Solving package specifications: ..........
Package plan for package removal in environment //anaconda/envs/test_env:
The following packages will be REMOVED:
rasterio: 0.35.1-np111py27_1 conda-forge
Proceed ([y]/n)? y
Unlinking packages ...
[ COMPLETE ]|#######################################################################################################| 100%
10.0.8 Creating environment from an environment file
Now, let’s install environment.yml
environment file above so that we can create a conda environment called test_env
.
$ conda env create --file environment.yml
Create an environment on your laptop with an older version of Python!
Clone this GitHub repository.
Try to run some antiquated (Python 3.0.0 and higher compatible) Python code, such as
python -c "print 'Back from the Future'"
. This should fail.In the terminal, navigate to the root of the repository and run:
conda env create --file environment.yml
(note: If you have a M1/M2 Mac, please run this command instead: CONDA_SUBDIR=osx-64 conda env create –file environment.yml).Activate the environment by typing
conda activate oldie_but_a_goodie
Try again to run some antiquated (Python 3.0.0 and higher compatible) Python code, such as
python -c "print 'Back from the Future'"
. If you activated your environment correctly, this should succeed!
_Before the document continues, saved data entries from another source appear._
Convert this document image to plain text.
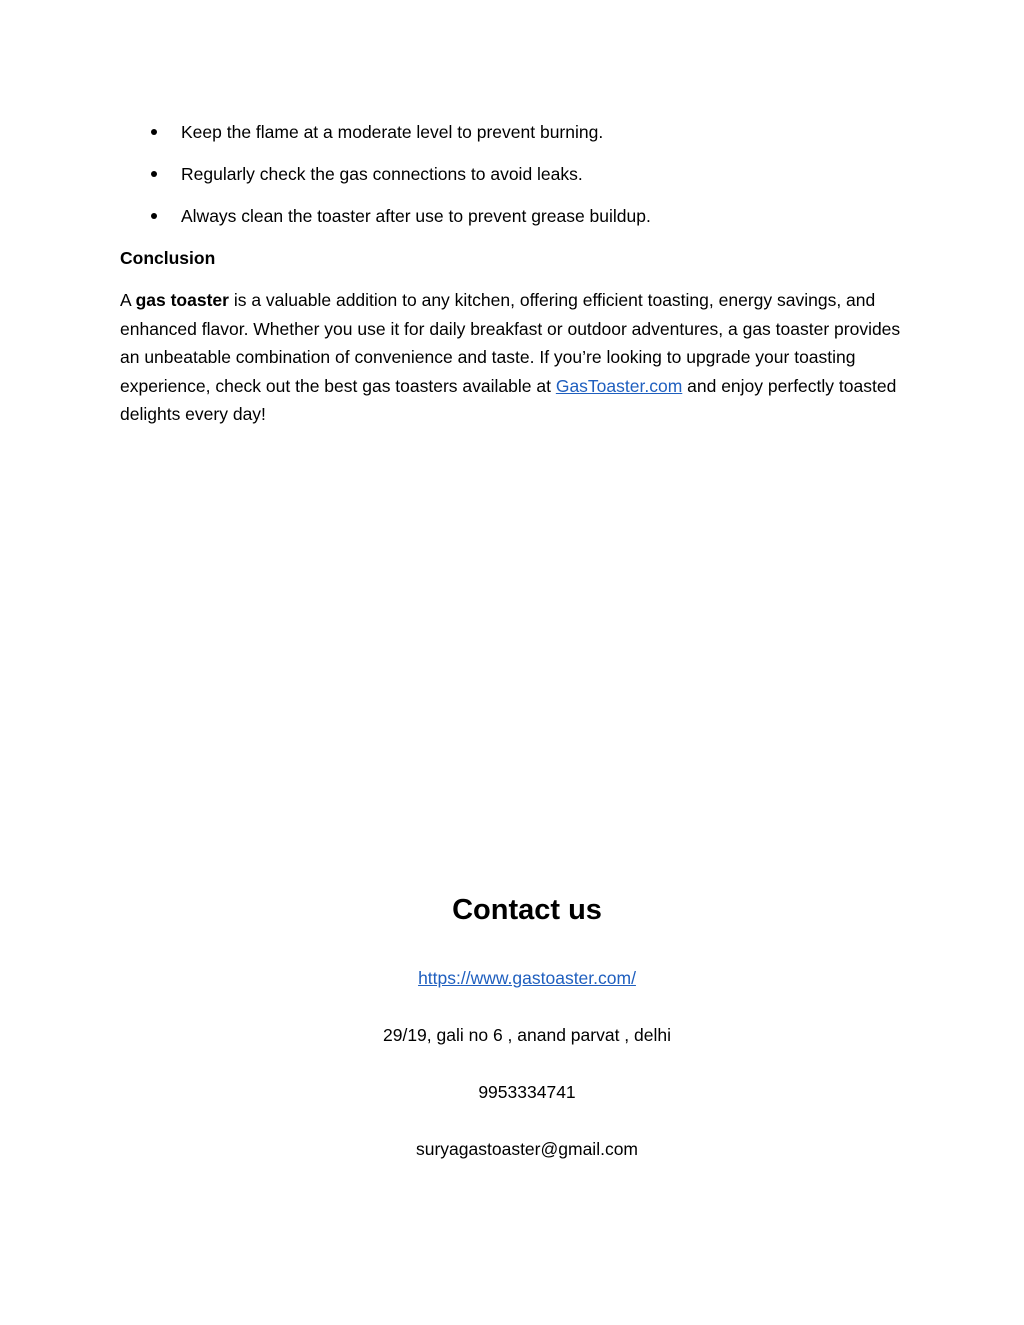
Keep the flame at a moderate level to prevent burning.
Regularly check the gas connections to avoid leaks.
Always clean the toaster after use to prevent grease buildup.

Conclusion

A gas toaster is a valuable addition to any kitchen, offering efficient toasting, energy savings, and enhanced flavor. Whether you use it for daily breakfast or outdoor adventures, a gas toaster provides an unbeatable combination of convenience and taste. If you’re looking to upgrade your toasting experience, check out the best gas toasters available at GasToaster.com and enjoy perfectly toasted delights every day!

Contact us

https://www.gastoaster.com/

29/19, gali no 6 , anand parvat , delhi

9953334741

suryagastoaster@gmail.com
10.0.9 Copying an environment
We can make an exact copy of an environment to an environment with a different name. This maybe useful for any testing versus live environments or different Python 3.7 versions for the same packages. In this example, test_env
is cloned to create live_env
.
conda create --name live_env --clone test_env
10.0.10 Listing all environments on your laptop
You may have created an environment and forgotten what you named it, or you want to do some cleanup and delete old environments (next topic), and so you want to see which exist on your computer and remove the ones you are no longer using. To do this we will use the info
command along with the --envs
flag/option.
conda info --envs
Listing all the conda
environments on your laptop with this command also shows you where conda
stores these environments. Typically conda
environments are stored in /Users/<USERNAME>/opt/miniconda3/envs
. This means that conda
environments are typically in your terminal’s path, resulting in the environments being accessible from any directory on your computer, regardless of where they were created. However, despite this flexibility, commonly one environment is created per project, and the environment.yml
file that is used for sharing the conda
environment is stored in the project root.
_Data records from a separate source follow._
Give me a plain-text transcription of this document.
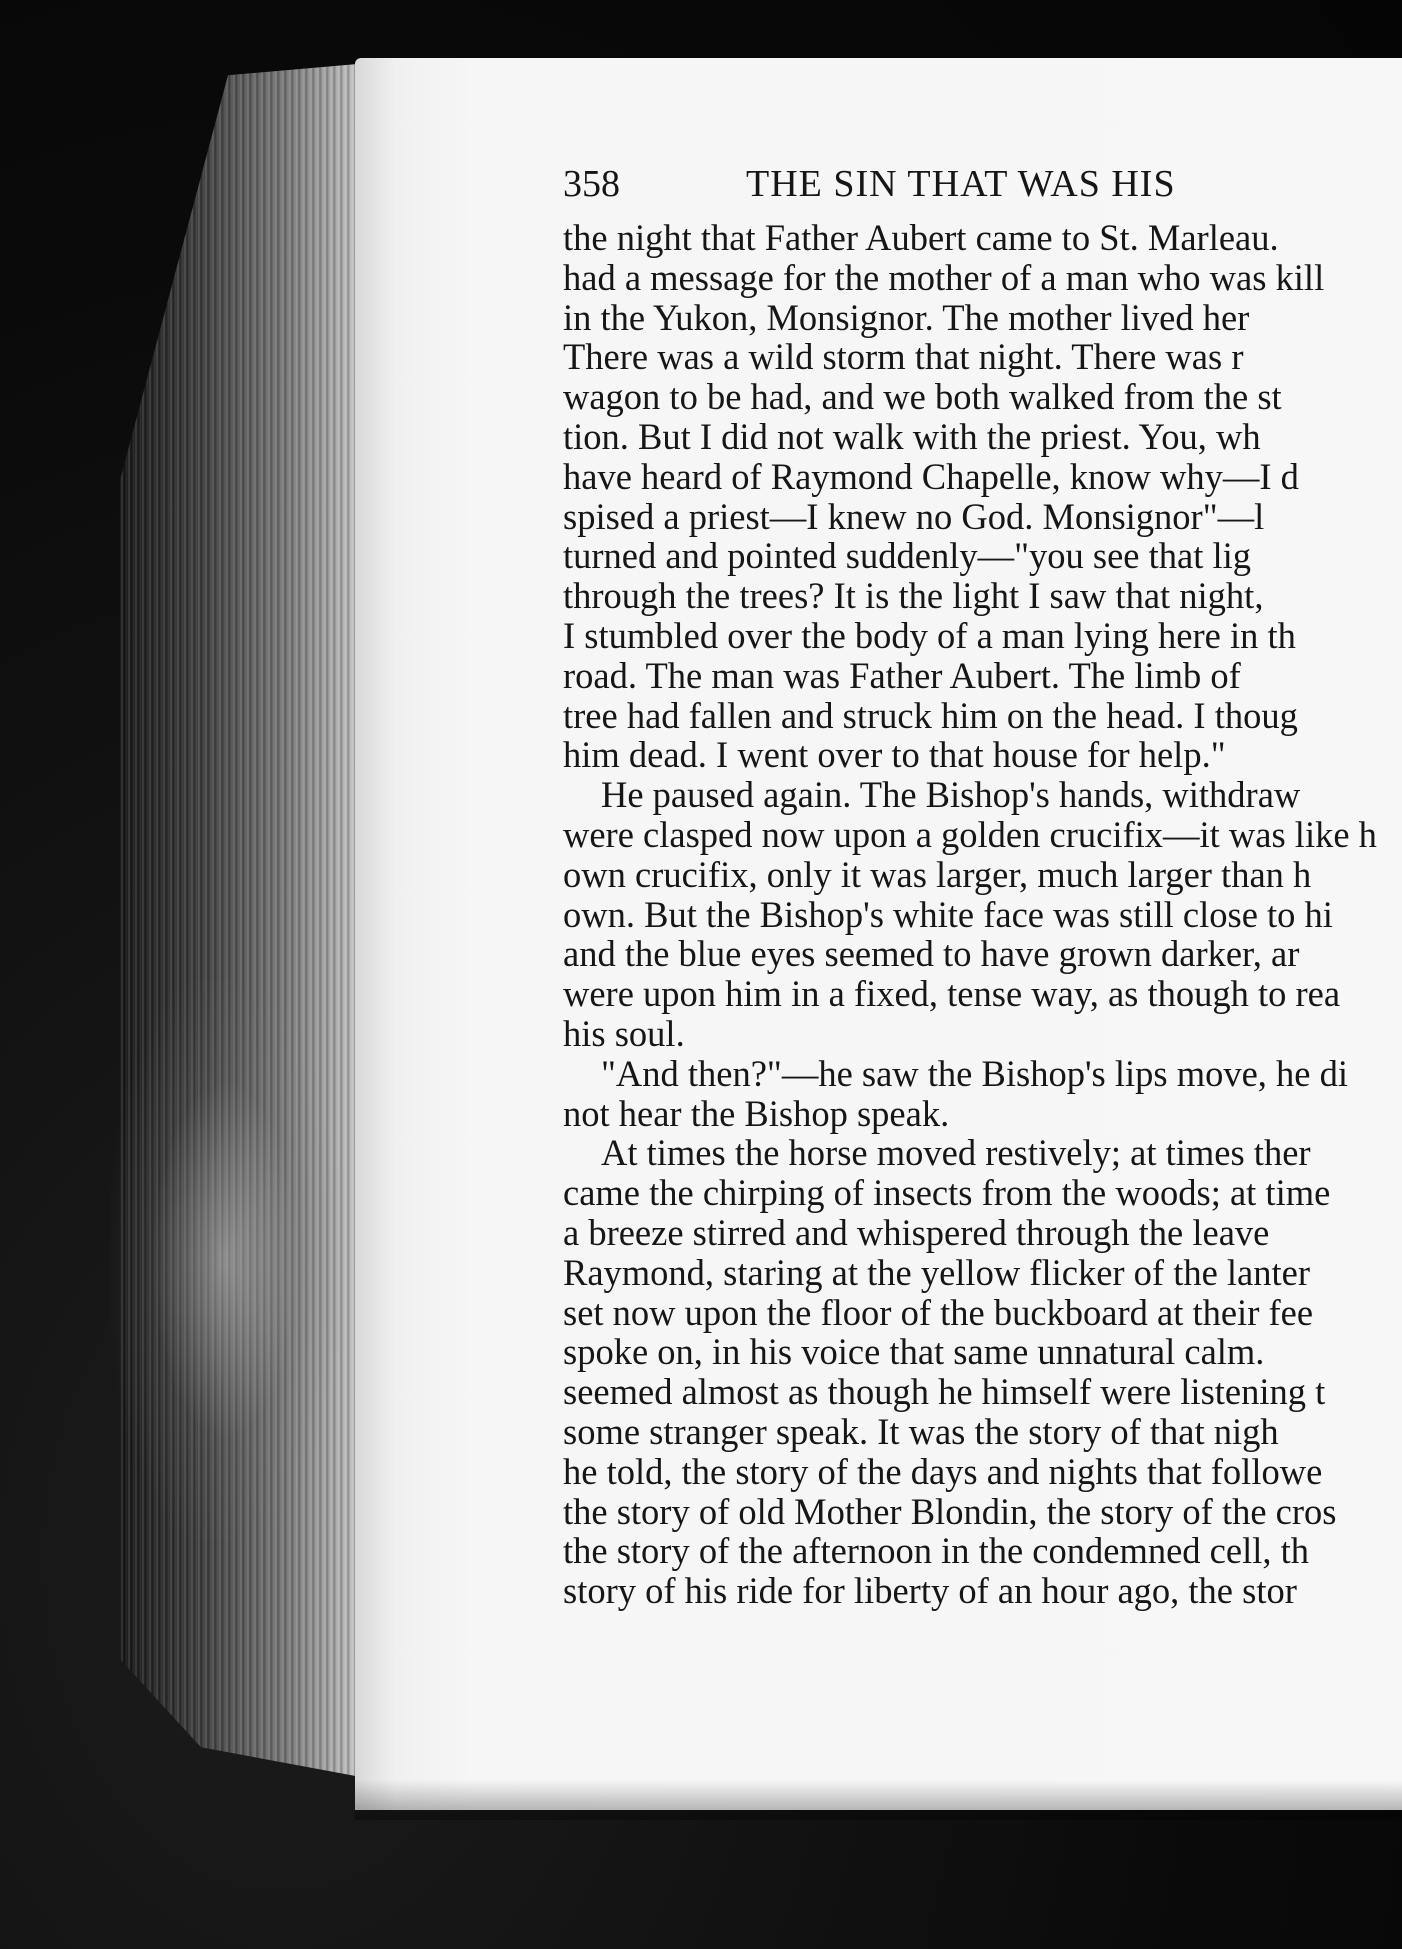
358	THE SIN THAT WAS HIS
the night that Father Aubert came to St. Marleau.
had a message for the mother of a man who was kill
in the Yukon, Monsignor. The mother lived her
There was a wild storm that night. There was r
wagon to be had, and we both walked from the st
tion. But I did not walk with the priest. You, wh
have heard of Raymond Chapelle, know why—I d
spised a priest—I knew no God. Monsignor"—l
turned and pointed suddenly—"you see that lig
through the trees? It is the light I saw that night,
I stumbled over the body of a man lying here in th
road. The man was Father Aubert. The limb of
tree had fallen and struck him on the head. I thoug
him dead. I went over to that house for help."
He paused again. The Bishop's hands, withdraw
were clasped now upon a golden crucifix—it was like h
own crucifix, only it was larger, much larger than h
own. But the Bishop's white face was still close to hi
and the blue eyes seemed to have grown darker, ar
were upon him in a fixed, tense way, as though to rea
his soul.
"And then?"—he saw the Bishop's lips move, he di
not hear the Bishop speak.
At times the horse moved restively; at times ther
came the chirping of insects from the woods; at time
a breeze stirred and whispered through the leave
Raymond, staring at the yellow flicker of the lanter
set now upon the floor of the buckboard at their fee
spoke on, in his voice that same unnatural calm.
seemed almost as though he himself were listening t
some stranger speak. It was the story of that nigh
he told, the story of the days and nights that followe
the story of old Mother Blondin, the story of the cros
the story of the afternoon in the condemned cell, th
story of his ride for liberty of an hour ago, the stor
10.0.11 Deleting an environment
Since we are only testing out our environment, we will delete live_env
to remove some clutter. Make sure that you are not currently using live_env
.
conda env remove -n live_env
10.0.12 Making environments work well with JupyterLab
In brief, you need to install a kernel in the new conda environment in any new environment your create (ipykernel
for Python and the r-irkernel
package for R), and the nb_conda_kernels
package needs to be installed in the environment where JupyterLab is installed.
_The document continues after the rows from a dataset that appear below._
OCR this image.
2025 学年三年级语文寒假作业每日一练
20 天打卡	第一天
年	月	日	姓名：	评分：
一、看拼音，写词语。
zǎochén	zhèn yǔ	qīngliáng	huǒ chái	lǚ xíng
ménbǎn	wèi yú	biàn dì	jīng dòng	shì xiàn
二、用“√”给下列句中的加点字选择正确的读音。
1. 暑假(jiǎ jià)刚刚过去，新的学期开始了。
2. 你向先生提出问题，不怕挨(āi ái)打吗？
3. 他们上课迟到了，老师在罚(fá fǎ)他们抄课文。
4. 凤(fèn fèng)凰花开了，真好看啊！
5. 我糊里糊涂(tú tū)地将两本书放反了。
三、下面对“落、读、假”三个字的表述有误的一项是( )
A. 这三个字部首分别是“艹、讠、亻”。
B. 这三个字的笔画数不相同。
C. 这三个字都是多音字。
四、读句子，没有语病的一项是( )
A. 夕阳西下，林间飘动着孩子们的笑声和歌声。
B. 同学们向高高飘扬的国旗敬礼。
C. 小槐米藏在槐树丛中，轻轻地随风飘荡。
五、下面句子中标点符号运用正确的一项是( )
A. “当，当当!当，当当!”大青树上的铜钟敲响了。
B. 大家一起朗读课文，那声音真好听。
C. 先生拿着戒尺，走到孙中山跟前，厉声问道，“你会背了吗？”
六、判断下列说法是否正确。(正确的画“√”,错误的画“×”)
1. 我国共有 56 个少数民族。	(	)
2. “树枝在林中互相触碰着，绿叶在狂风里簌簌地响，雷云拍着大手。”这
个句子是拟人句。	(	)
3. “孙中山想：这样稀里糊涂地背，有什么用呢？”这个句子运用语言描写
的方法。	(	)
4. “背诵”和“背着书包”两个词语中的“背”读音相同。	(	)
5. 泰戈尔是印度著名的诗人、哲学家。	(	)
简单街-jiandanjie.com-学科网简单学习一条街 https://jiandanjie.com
By default, JupyterLab only sees the conda environment where it is installed. Since it is quite annoying to install JupyterLab and its extensions separately in each environment, there is a package called nb_conda_kernels
that makes it possible to have a single installation of JupyterLab access kernels in other conda environments. This package needs to be installed in the conda environment where JupyterLab is installed. For the computer setup for this course, we did that in the base
environment, so that is where you would need to install nb_conda_kernels
to make this work.
More details are available in the nb_conda_kernels README).
Remember that when you forget a specific command you can type in the help command we have created mds-help
in you terminal to see a list of all commands we use in MDS.